# Module 0: Setting Up Your Data Science Environment

Welcome to **Data Science From Scratch**! Before we dive into Python and machine learning, we need to set up a clean and powerful development environment. This is the single most important step to ensure a smooth learning journey. 🚀

**In this notebook, we will:**
1.  Install Python using the Anaconda distribution.
2.  Set up Visual Studio Code (VS Code) as our code editor.
3.  Create an isolated virtual environment.
4.  Install the essential data science libraries.
5.  Verify that everything is working correctly.

## Step 1: Install Python via Anaconda

While you can install Python directly from python.org, we **highly recommend** using the **Anaconda Distribution**.

**Why Anaconda?**
* **It's an all-in-one package:** Anaconda comes with Python, a powerful package manager (`conda`), Jupyter Notebook, and hundreds of the most popular data science libraries pre-installed.
* **Simplifies Environment Management:** It makes handling different project dependencies much easier.

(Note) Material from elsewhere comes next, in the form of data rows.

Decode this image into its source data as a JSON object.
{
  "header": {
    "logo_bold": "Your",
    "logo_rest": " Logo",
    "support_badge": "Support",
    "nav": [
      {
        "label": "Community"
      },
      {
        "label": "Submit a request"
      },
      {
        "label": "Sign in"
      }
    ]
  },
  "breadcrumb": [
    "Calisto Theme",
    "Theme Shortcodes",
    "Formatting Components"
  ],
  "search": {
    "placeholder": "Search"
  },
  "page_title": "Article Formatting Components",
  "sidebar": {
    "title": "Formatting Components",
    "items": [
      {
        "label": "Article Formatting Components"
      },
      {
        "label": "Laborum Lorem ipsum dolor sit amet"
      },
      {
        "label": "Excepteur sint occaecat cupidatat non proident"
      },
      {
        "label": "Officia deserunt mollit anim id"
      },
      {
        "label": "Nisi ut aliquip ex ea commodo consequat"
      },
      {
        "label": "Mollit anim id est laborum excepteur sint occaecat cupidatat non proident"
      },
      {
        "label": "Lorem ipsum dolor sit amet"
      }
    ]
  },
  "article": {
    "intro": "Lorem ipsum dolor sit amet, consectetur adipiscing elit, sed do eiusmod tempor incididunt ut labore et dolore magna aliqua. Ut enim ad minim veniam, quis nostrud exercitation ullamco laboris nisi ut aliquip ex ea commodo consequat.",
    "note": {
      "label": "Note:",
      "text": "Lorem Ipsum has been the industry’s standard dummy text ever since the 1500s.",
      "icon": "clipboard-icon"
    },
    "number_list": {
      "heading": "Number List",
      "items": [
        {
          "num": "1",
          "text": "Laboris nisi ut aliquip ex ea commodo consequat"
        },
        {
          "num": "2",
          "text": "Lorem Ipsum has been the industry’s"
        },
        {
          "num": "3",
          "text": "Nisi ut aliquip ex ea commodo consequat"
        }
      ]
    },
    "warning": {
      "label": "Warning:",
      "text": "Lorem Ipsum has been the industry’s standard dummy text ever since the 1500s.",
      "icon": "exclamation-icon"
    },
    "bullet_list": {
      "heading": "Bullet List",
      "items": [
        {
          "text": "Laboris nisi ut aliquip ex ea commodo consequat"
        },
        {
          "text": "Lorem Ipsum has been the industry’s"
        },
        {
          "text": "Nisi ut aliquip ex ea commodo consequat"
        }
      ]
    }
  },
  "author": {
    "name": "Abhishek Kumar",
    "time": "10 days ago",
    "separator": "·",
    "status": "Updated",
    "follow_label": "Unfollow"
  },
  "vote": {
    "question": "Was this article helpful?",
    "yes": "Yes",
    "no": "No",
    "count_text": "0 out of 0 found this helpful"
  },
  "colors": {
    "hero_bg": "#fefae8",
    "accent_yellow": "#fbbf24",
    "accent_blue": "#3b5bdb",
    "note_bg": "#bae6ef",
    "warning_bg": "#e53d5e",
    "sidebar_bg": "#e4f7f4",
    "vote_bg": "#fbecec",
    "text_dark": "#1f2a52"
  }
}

➡️ **Action:** [Download and install the Anaconda Distribution for your operating system (Windows, macOS, or Linux).](https://www.anaconda.com/download)

*Select the latest Python 3.x version during installation.*



## Step 2: Set Up Visual Studio Code (VS Code)

VS Code is a modern, free, and highly versatile code editor that has excellent support for Python and Jupyter Notebooks.

➡️ **Action:** [Download and install VS Code.](https://code.visualstudio.com/download)

#### Install Essential Extensions

Once VS Code is installed, you need to add extensions to make it powerful for data science. Go to the Extensions view (`Ctrl+Shift+X`) and install the following:

1.  **Python** (by Microsoft): This provides IntelliSense, linting, debugging, and more.
2.  **Jupyter** (by Microsoft): This allows you to work with `.ipynb` notebooks directly within VS Code.

## Step 3: Create a Virtual Environment

A virtual environment is a self-contained directory that holds a specific Python interpreter and its own set of installed libraries. This prevents conflicts between different projects.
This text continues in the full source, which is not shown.